Heat exhaustion is more severe than heat stress. Symptoms of heat exhaustion include heavy sweating, weakness, dizziness, confusion, nausea, clammy skin, pale complexion, cramps, high body temperature, and shallow breathing. The treatment for heat exhaustion is the same as heat stress, but the focus for recovery should be the use of cool water. A cool shower or wet cloth may also be used to cool the body. If an associate suffers heat exhaustion, they should not return to work the same day.
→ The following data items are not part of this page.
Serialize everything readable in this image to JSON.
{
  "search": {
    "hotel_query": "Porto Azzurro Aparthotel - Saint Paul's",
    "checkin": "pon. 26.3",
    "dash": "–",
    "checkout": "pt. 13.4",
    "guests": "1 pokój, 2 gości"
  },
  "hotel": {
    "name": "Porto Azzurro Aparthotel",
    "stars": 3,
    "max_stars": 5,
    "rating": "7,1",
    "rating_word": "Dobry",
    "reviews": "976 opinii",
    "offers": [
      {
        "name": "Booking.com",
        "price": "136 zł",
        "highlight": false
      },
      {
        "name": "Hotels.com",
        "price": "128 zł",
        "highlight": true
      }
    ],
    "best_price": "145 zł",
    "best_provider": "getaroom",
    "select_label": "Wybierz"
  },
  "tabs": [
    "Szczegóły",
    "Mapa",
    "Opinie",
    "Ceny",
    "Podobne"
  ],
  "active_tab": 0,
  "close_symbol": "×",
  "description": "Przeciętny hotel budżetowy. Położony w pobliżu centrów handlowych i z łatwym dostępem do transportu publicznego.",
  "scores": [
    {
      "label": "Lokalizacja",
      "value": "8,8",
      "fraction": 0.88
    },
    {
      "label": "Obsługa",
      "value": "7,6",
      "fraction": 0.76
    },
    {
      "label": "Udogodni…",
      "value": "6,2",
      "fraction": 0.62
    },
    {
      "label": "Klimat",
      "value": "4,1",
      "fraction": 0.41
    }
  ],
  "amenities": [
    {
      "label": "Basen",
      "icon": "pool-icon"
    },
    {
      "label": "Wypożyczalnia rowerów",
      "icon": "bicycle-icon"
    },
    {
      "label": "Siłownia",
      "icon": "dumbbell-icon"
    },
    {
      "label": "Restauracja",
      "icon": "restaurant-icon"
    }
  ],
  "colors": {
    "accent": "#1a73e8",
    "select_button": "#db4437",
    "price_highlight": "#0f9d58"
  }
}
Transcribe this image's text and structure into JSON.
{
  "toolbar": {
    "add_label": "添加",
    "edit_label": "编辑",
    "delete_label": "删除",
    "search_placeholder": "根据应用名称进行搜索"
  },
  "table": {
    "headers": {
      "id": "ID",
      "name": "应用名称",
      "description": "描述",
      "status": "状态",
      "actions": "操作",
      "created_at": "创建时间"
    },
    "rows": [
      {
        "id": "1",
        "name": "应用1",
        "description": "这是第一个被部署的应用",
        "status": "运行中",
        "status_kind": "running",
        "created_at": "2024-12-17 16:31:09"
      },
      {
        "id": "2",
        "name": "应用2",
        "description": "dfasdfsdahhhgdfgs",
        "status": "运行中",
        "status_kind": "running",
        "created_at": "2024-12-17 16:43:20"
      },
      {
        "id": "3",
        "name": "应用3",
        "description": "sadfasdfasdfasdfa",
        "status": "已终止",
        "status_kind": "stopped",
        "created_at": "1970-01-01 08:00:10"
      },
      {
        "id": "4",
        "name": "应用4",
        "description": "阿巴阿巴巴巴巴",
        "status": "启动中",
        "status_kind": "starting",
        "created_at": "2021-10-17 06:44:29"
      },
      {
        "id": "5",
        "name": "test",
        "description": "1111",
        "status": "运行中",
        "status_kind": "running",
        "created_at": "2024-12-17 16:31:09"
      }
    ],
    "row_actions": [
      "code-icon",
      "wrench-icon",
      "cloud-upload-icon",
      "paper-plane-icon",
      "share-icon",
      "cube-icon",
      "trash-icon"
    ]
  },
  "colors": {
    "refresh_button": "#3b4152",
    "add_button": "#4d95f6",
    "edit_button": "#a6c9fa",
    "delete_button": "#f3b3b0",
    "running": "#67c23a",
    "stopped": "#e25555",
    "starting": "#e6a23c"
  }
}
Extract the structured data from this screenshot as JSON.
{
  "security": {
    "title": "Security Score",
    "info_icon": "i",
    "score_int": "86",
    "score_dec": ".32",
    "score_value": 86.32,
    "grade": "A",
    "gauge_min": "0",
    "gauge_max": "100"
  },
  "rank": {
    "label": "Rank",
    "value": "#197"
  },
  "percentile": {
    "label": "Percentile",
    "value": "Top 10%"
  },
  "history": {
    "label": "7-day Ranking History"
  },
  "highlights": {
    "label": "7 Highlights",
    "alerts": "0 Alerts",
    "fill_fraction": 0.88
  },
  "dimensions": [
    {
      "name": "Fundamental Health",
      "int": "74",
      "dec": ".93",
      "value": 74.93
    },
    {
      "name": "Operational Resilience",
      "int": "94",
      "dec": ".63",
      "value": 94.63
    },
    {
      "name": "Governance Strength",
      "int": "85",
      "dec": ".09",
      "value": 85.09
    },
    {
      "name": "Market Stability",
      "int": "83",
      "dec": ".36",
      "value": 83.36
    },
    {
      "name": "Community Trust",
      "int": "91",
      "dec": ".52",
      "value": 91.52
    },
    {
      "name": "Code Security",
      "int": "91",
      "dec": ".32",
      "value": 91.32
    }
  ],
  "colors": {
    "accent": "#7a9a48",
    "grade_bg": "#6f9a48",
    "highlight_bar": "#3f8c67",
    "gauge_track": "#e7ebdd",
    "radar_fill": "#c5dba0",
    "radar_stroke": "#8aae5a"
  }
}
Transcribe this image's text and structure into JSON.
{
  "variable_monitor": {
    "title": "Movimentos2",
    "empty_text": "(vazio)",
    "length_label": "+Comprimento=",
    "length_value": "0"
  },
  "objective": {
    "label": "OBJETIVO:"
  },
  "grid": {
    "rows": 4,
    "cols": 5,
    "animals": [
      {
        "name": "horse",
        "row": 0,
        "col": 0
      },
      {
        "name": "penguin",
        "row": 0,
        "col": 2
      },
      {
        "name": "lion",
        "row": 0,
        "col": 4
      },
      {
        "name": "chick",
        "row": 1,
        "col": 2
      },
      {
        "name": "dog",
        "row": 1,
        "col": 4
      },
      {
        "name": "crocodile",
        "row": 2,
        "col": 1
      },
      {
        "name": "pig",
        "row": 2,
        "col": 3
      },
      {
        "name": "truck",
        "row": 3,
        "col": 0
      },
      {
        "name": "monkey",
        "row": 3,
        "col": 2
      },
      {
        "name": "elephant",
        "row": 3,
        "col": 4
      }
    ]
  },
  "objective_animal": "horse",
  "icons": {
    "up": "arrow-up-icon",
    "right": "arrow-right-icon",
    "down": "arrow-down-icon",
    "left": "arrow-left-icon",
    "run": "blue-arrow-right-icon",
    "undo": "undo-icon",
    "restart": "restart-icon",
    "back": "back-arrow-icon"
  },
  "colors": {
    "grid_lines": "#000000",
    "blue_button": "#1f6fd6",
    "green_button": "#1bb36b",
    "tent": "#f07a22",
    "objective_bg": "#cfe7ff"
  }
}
Heat stroke is a very serious condition that can be life-threatening. Signs of a heat stroke include profuse sweating, hallucinations, chills, a throbbing headache, high body temperature, and slurred speech. Heat stroke can also cause sweating to suddenly stop. If an associate is experiencing signs of a heat stroke, call 911 immediately. The body must be cooled right away, and soaking or dousing the body with cool water is recommended. A person suspected of having a heat stroke must receive medical attention as soon as possible.
Preventing Heat Illness
Inform your associates to look out for the symptoms listed above and to take action if someone is suffering from any degree of heat illness. To prevent heat illness, start drinking fluids before a working shift occurs, and continue drinking water at least every 15 minutes. Water helps the body stay cool internally by giving the body something to sweat. Sweat helps cool us by evaporating into the air, taking heat from the body.
Remind your clients that regular breaks in shaded areas are important. If the shift is started right, heat illness may be avoided.